Question Answering generates reports from an entity-rich document collection
Question answering is one of the leading use cases for generative AI, given the ability of LLMs to perform in-context learning over a set of input texts. For situations where the size of data to be queried exceeds the context window of the LLM, retrieval-augmented generation (RAG) can enable embedding-based matching of query text against input texts, before using the retrieved texts to help the LLM generate a grounded response. A major limitation of standard RAG, however, is that there is no guarantee that the retrieved texts provide a sufficiently comprehensive grounding to answer user questions, especially if the questions ask for summaries rather than facts. Our recent work (opens in new tab) using LLM-derived knowledge graphs as a RAG index aims to provide such grounding, but requires an extensive indexing process before any questions can be answered.
For Intelligence Toolkit, we therefore developed a new RAG approach for lightweight yet comprehensive question answering over collections of existing reports, targeted at NGOs wanting to leverage both their own report collections and those of other organizations (e.g., see collections of public reports from Issara (opens in new tab), Polaris (opens in new tab), Unseen (opens in new tab), and IOM (opens in new tab)). In this approach, text chunks that match the user’s question are first mined for question-answer pairs, before the question is augmented with any partial answers and embedded again alongside both unmined text chunks and the mined questions and answers. This process repeats until sufficient question-answer pairs have been extracted and matched against the augmented question, providing both an independent FAQ and grounding for the LLM answer to the original user question.
Continuing the fight against all kinds of societal threats
Intelligence Toolkit is our latest example of a human rights technology developed with global experts in the anti-trafficking community, yet applicable to a broad class of problems impacting societal resilience as a whole. As we work with TAT to help NGOs and other organizations use Intelligence Toolkit for their own data challenges, we hope to identify opportunities to refine and expand our initial workflows.

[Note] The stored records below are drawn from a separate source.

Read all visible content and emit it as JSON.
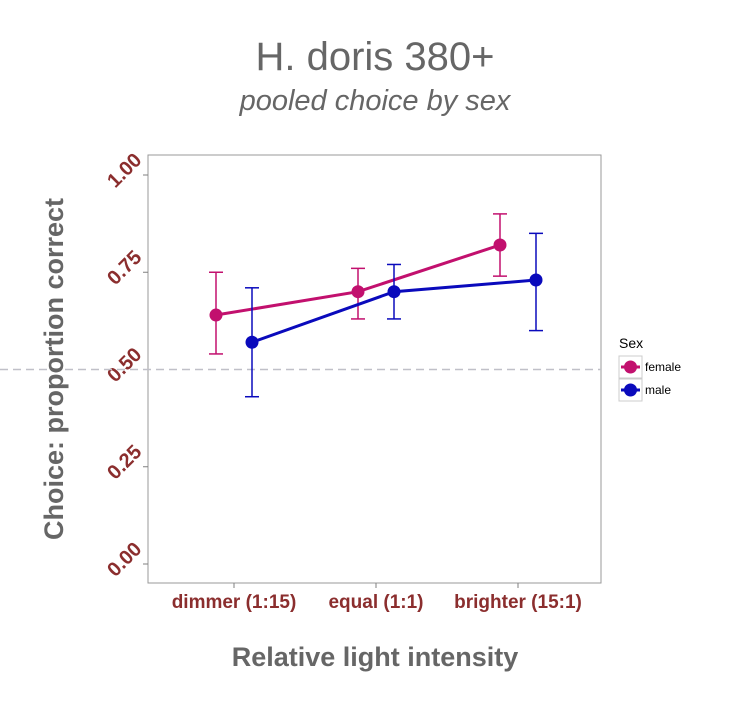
{
  "chart_data": {
    "type": "line",
    "title": "H. doris 380+",
    "subtitle": "pooled choice by sex",
    "xlabel": "Relative light intensity",
    "ylabel": "Choice: proportion correct",
    "categories": [
      "dimmer (1:15)",
      "equal (1:1)",
      "brighter (15:1)"
    ],
    "ylim": [
      0,
      1
    ],
    "yticks": [
      0.0,
      0.25,
      0.5,
      0.75,
      1.0
    ],
    "ytick_labels": [
      "0.00",
      "0.25",
      "0.50",
      "0.75",
      "1.00"
    ],
    "reference_line": {
      "y": 0.5,
      "style": "dashed"
    },
    "grid": false,
    "legend": {
      "title": "Sex",
      "position": "right"
    },
    "series": [
      {
        "name": "female",
        "color": "#c2106e",
        "values": [
          0.64,
          0.7,
          0.82
        ],
        "error_low": [
          0.54,
          0.63,
          0.74
        ],
        "error_high": [
          0.75,
          0.76,
          0.9
        ]
      },
      {
        "name": "male",
        "color": "#0a0abc",
        "values": [
          0.57,
          0.7,
          0.73
        ],
        "error_low": [
          0.43,
          0.63,
          0.6
        ],
        "error_high": [
          0.71,
          0.77,
          0.85
        ]
      }
    ],
    "tick_label_color": "#8b2e2e",
    "title_color": "#666666"
  }
}
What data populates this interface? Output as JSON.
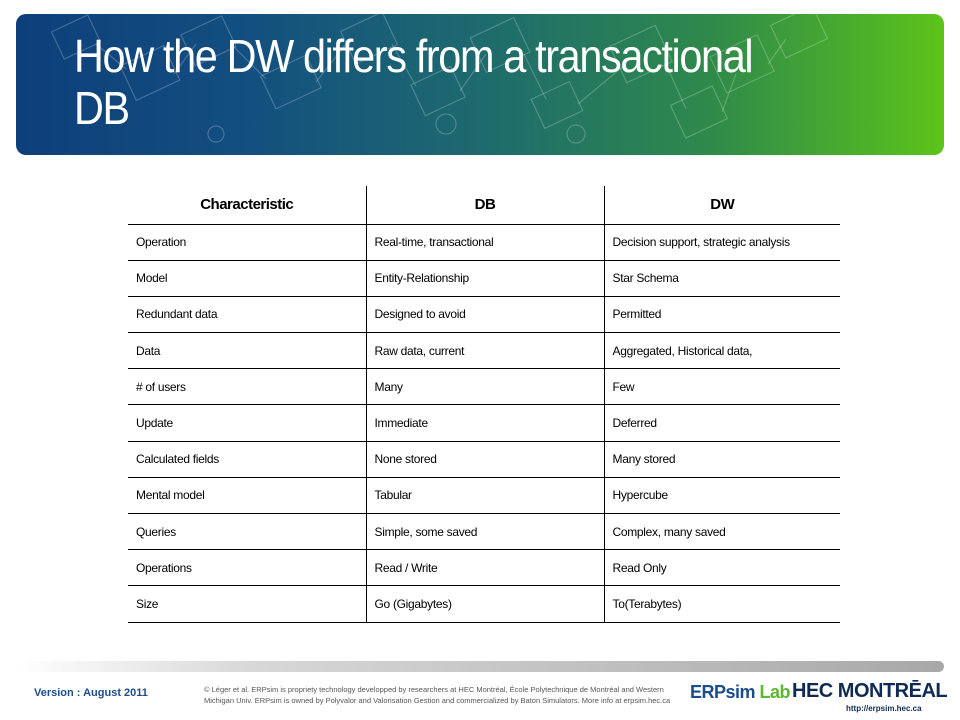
{
  "slide": {
    "title": "How the DW differs from a transactional DB"
  },
  "table": {
    "headers": [
      "Characteristic",
      "DB",
      "DW"
    ],
    "rows": [
      [
        "Operation",
        "Real-time, transactional",
        "Decision support, strategic analysis"
      ],
      [
        "Model",
        "Entity-Relationship",
        "Star Schema"
      ],
      [
        "Redundant data",
        "Designed to avoid",
        "Permitted"
      ],
      [
        "Data",
        "Raw data, current",
        "Aggregated, Historical data,"
      ],
      [
        "# of users",
        "Many",
        "Few"
      ],
      [
        "Update",
        "Immediate",
        "Deferred"
      ],
      [
        "Calculated fields",
        "None stored",
        "Many stored"
      ],
      [
        "Mental model",
        "Tabular",
        "Hypercube"
      ],
      [
        "Queries",
        "Simple, some saved",
        "Complex, many saved"
      ],
      [
        "Operations",
        "Read / Write",
        "Read Only"
      ],
      [
        "Size",
        "Go (Gigabytes)",
        "To(Terabytes)"
      ]
    ]
  },
  "footer": {
    "version": "Version : August 2011",
    "copyright": "© Léger et al. ERPsim is propriety technology developped by researchers at HEC Montréal, École Polytechnique de Montréal and Western Michigan Univ. ERPsim is owned by Polyvalor and Valorisation Gestion and commercialized by Baton Simulators. More info at erpsim.hec.ca",
    "logo_erpsim_main": "ERPsim",
    "logo_erpsim_lab": "Lab",
    "logo_hec": "HEC MONTRĒAL",
    "url": "http://erpsim.hec.ca"
  },
  "colors": {
    "banner_start": "#0d3f7a",
    "banner_end": "#5cc419",
    "brand_blue": "#1b4d8c"
  }
}
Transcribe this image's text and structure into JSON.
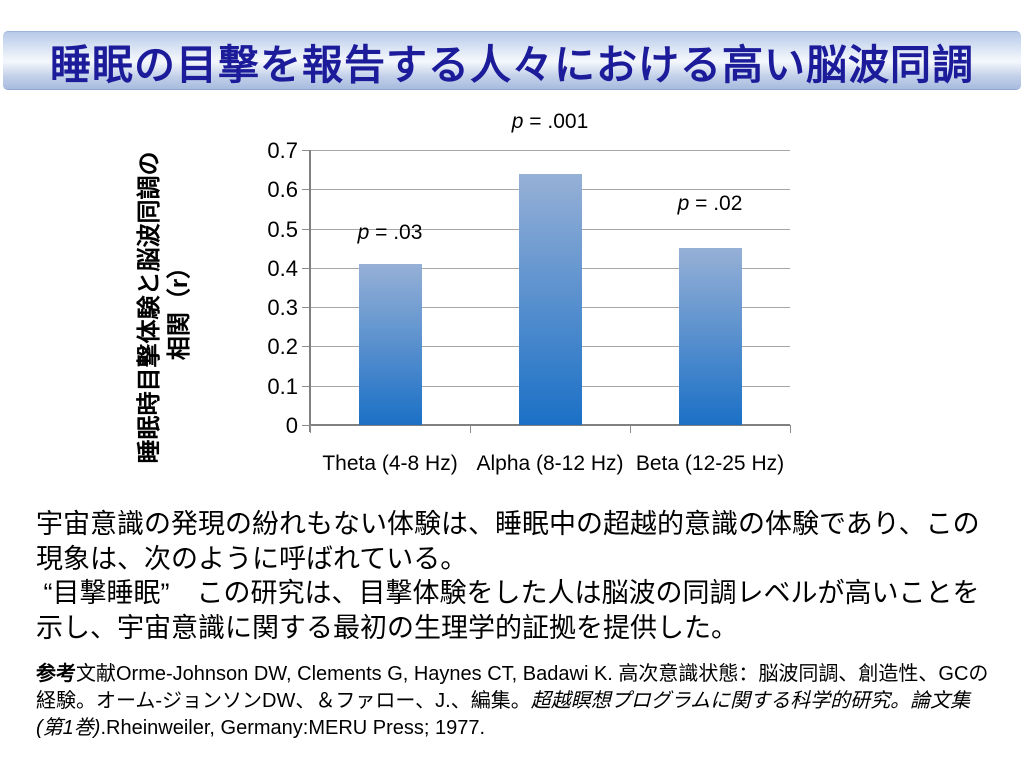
{
  "slide": {
    "title": "睡眠の目撃を報告する人々における高い脳波同調",
    "title_color": "#1c1c9b",
    "band_color_top": "#b7c9e8",
    "band_color_bottom": "#a8bbde"
  },
  "chart_data": {
    "type": "bar",
    "title": "",
    "categories": [
      "Theta (4-8 Hz)",
      "Alpha (8-12 Hz)",
      "Beta (12-25 Hz)"
    ],
    "values": [
      0.41,
      0.64,
      0.45
    ],
    "p_labels": [
      "p = .03",
      "p = .001",
      "p = .02"
    ],
    "ylabel_line1": "睡眠時目撃体験と脳波同調の",
    "ylabel_line2": "相関（r）",
    "xlabel": "",
    "ylim": [
      0,
      0.7
    ],
    "ytick_labels": [
      "0",
      "0.1",
      "0.2",
      "0.3",
      "0.4",
      "0.5",
      "0.6",
      "0.7"
    ],
    "grid": true,
    "legend": false,
    "bar_color_top": "#96b0d6",
    "bar_color_bottom": "#1b70c6",
    "gridline_color": "#a6a6a6",
    "axis_color": "#808080"
  },
  "body": {
    "paragraph1": "宇宙意識の発現の紛れもない体験は、睡眠中の超越的意識の体験であり、この現象は、次のように呼ばれている。",
    "paragraph2": " “目撃睡眠”　この研究は、目撃体験をした人は脳波の同調レベルが高いことを示し、宇宙意識に関する最初の生理学的証拠を提供した。"
  },
  "reference": {
    "bold": "参考",
    "normal1": "文献Orme-Johnson DW, Clements G, Haynes CT, Badawi K. 高次意識状態：脳波同調、創造性、GCの経験。オーム-ジョンソンDW、＆ファロー、J.、編集。",
    "italic": "超越瞑想プログラムに関する科学的研究。論文集(第1巻)",
    "normal2": ".Rheinweiler, Germany:MERU Press; 1977."
  }
}
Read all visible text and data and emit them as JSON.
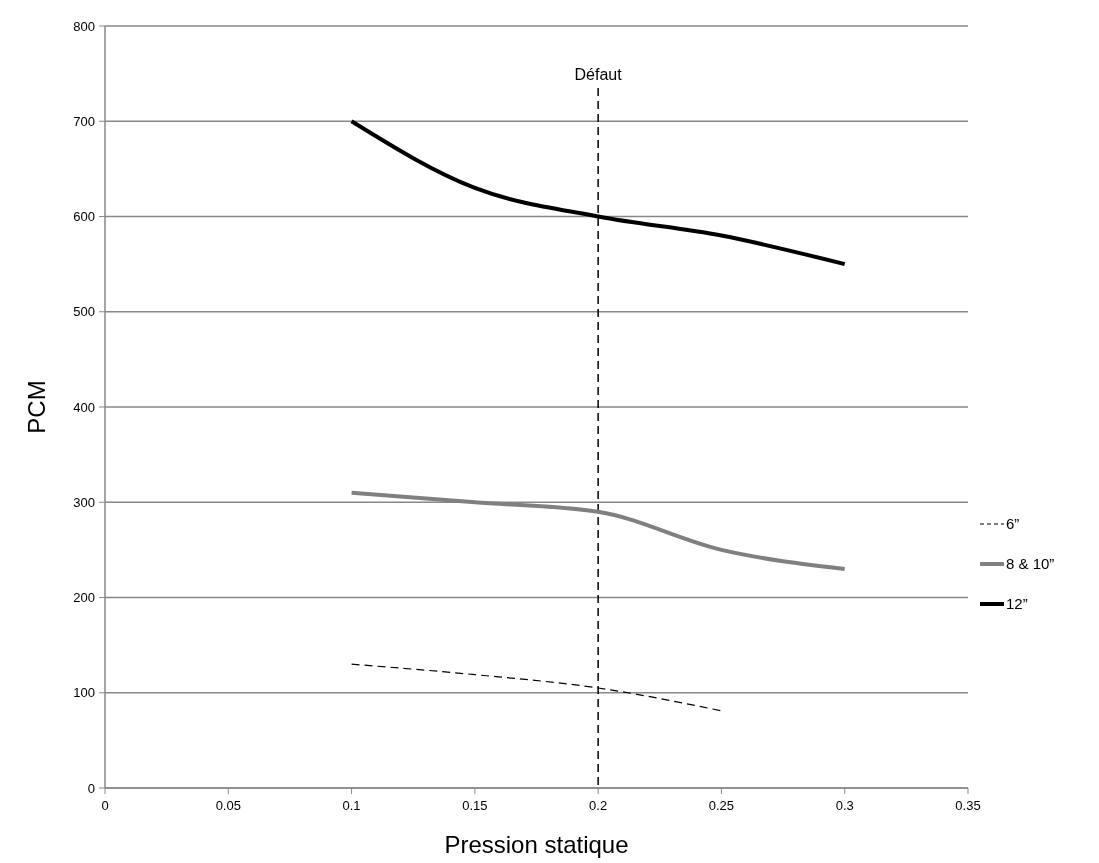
{
  "chart_data": {
    "type": "line",
    "xlabel": "Pression statique",
    "ylabel": "PCM",
    "x": [
      0.1,
      0.15,
      0.2,
      0.25,
      0.3
    ],
    "series": [
      {
        "name": "6”",
        "color": "#000000",
        "line_style": "dashed",
        "values": [
          130,
          119,
          105,
          81,
          null
        ]
      },
      {
        "name": "8 & 10”",
        "color": "#808080",
        "line_style": "solid",
        "values": [
          310,
          300,
          290,
          250,
          230
        ]
      },
      {
        "name": "12”",
        "color": "#000000",
        "line_style": "solid",
        "values": [
          700,
          630,
          600,
          580,
          550
        ]
      }
    ],
    "xlim": [
      0,
      0.35
    ],
    "xticks": [
      0,
      0.05,
      0.1,
      0.15,
      0.2,
      0.25,
      0.3,
      0.35
    ],
    "ylim": [
      0,
      800
    ],
    "yticks": [
      0,
      100,
      200,
      300,
      400,
      500,
      600,
      700,
      800
    ],
    "grid": "y",
    "legend": "right",
    "ref_lines": [
      {
        "axis": "x",
        "value": 0.2,
        "label": "Défaut",
        "line_style": "dashed",
        "color": "#000000"
      }
    ]
  }
}
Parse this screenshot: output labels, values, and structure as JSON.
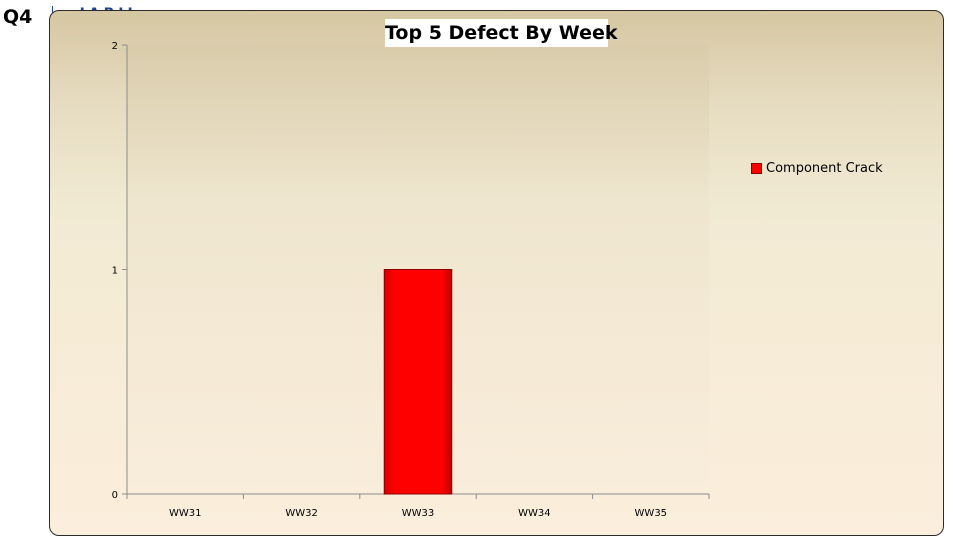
{
  "page": {
    "quarter_label": "Q4",
    "logo_text": "JABIL"
  },
  "chart_data": {
    "type": "bar",
    "title": "Top 5 Defect By Week",
    "categories": [
      "WW31",
      "WW32",
      "WW33",
      "WW34",
      "WW35"
    ],
    "series": [
      {
        "name": "Component Crack",
        "color": "#ff0000",
        "values": [
          0,
          0,
          1,
          0,
          0
        ]
      }
    ],
    "ylim": [
      0,
      2
    ],
    "yticks": [
      0,
      1,
      2
    ],
    "xlabel": "",
    "ylabel": "",
    "legend_position": "right",
    "grid": false
  }
}
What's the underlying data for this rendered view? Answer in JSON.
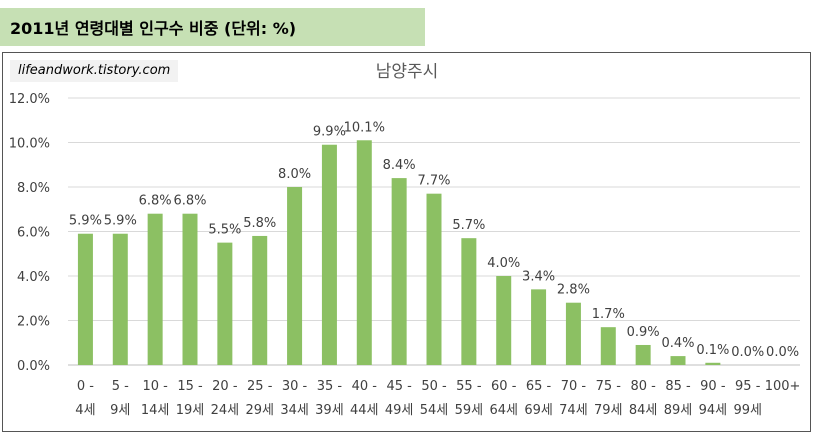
{
  "header": {
    "title": "2011년 연령대별 인구수 비중 (단위: %)"
  },
  "watermark": "lifeandwork.tistory.com",
  "colors": {
    "bar": "#8cc063",
    "banner": "#c6e0b4",
    "grid": "#d9d9d9"
  },
  "chart_data": {
    "type": "bar",
    "title": "남양주시",
    "xlabel": "",
    "ylabel": "",
    "ylim": [
      0,
      12
    ],
    "yticks": [
      "0.0%",
      "2.0%",
      "4.0%",
      "6.0%",
      "8.0%",
      "10.0%",
      "12.0%"
    ],
    "grid": true,
    "categories": [
      [
        "0 -",
        "4세"
      ],
      [
        "5 -",
        "9세"
      ],
      [
        "10 -",
        "14세"
      ],
      [
        "15 -",
        "19세"
      ],
      [
        "20 -",
        "24세"
      ],
      [
        "25 -",
        "29세"
      ],
      [
        "30 -",
        "34세"
      ],
      [
        "35 -",
        "39세"
      ],
      [
        "40 -",
        "44세"
      ],
      [
        "45 -",
        "49세"
      ],
      [
        "50 -",
        "54세"
      ],
      [
        "55 -",
        "59세"
      ],
      [
        "60 -",
        "64세"
      ],
      [
        "65 -",
        "69세"
      ],
      [
        "70 -",
        "74세"
      ],
      [
        "75 -",
        "79세"
      ],
      [
        "80 -",
        "84세"
      ],
      [
        "85 -",
        "89세"
      ],
      [
        "90 -",
        "94세"
      ],
      [
        "95 -",
        "99세"
      ],
      [
        "100+",
        ""
      ]
    ],
    "values": [
      5.9,
      5.9,
      6.8,
      6.8,
      5.5,
      5.8,
      8.0,
      9.9,
      10.1,
      8.4,
      7.7,
      5.7,
      4.0,
      3.4,
      2.8,
      1.7,
      0.9,
      0.4,
      0.1,
      0.0,
      0.0
    ],
    "data_labels": [
      "5.9%",
      "5.9%",
      "6.8%",
      "6.8%",
      "5.5%",
      "5.8%",
      "8.0%",
      "9.9%",
      "10.1%",
      "8.4%",
      "7.7%",
      "5.7%",
      "4.0%",
      "3.4%",
      "2.8%",
      "1.7%",
      "0.9%",
      "0.4%",
      "0.1%",
      "0.0%",
      "0.0%"
    ]
  }
}
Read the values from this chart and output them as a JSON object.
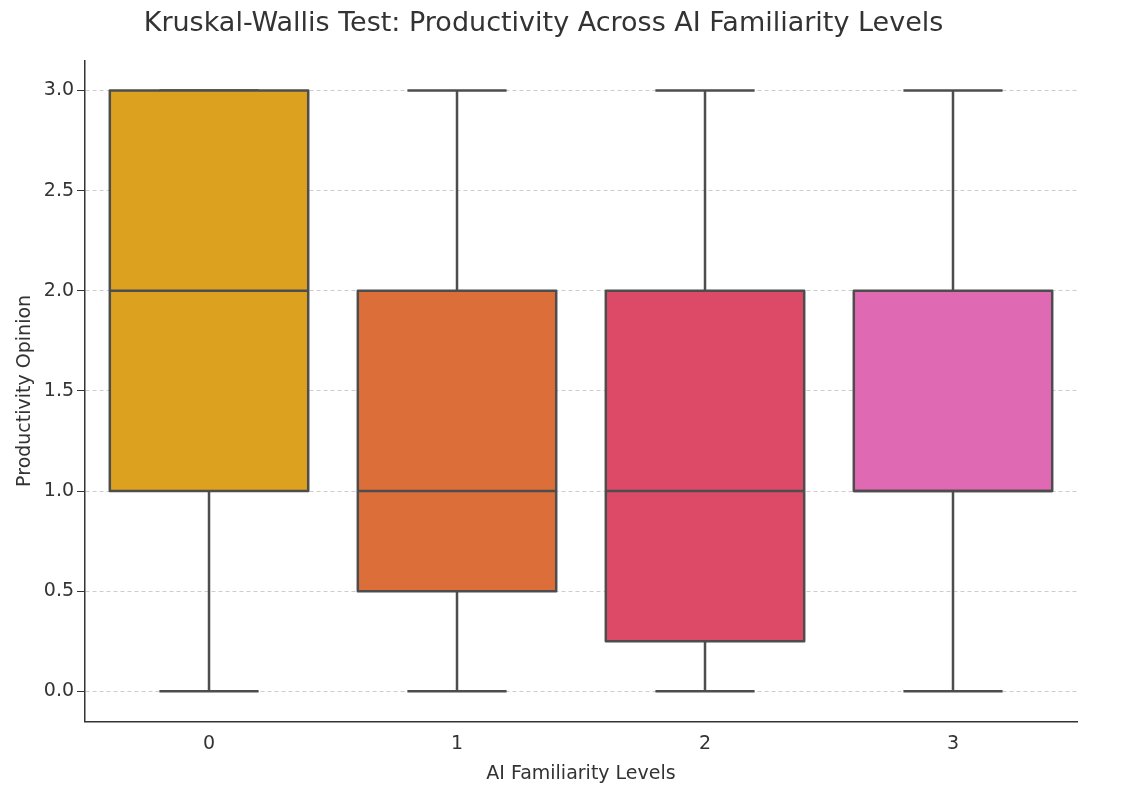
{
  "chart_data": {
    "type": "box",
    "title": "Kruskal-Wallis Test: Productivity Across AI Familiarity Levels",
    "xlabel": "AI Familiarity Levels",
    "ylabel": "Productivity Opinion",
    "categories": [
      "0",
      "1",
      "2",
      "3"
    ],
    "colors": [
      "#dca11f",
      "#dc6f39",
      "#dc4a68",
      "#e069b4"
    ],
    "boxes": [
      {
        "low": 0,
        "q1": 1,
        "median": 2,
        "q3": 3,
        "high": 3
      },
      {
        "low": 0,
        "q1": 0.5,
        "median": 1,
        "q3": 2,
        "high": 3
      },
      {
        "low": 0,
        "q1": 0.25,
        "median": 1,
        "q3": 2,
        "high": 3
      },
      {
        "low": 0,
        "q1": 1,
        "median": 1,
        "q3": 2,
        "high": 3
      }
    ],
    "ylim": [
      -0.15,
      3.15
    ],
    "yticks": [
      {
        "value": 0,
        "label": "0.0"
      },
      {
        "value": 0.5,
        "label": "0.5"
      },
      {
        "value": 1,
        "label": "1.0"
      },
      {
        "value": 1.5,
        "label": "1.5"
      },
      {
        "value": 2,
        "label": "2.0"
      },
      {
        "value": 2.5,
        "label": "2.5"
      },
      {
        "value": 3,
        "label": "3.0"
      }
    ],
    "grid": "y"
  }
}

Across multiple stakeholder events, we have helped to raise awareness of generative AI and the real risks that misuse could pose to vulnerable populations. At the same time, generative AI has unprecedented potential to drive insight discovery, communication, and collective action across entire communities, in ways that are essential for tackling societal problems at scale. With Intelligence Toolkit, we have taken our first steps towards understanding how generative AI can be shaped into the tools that society most urgently needs.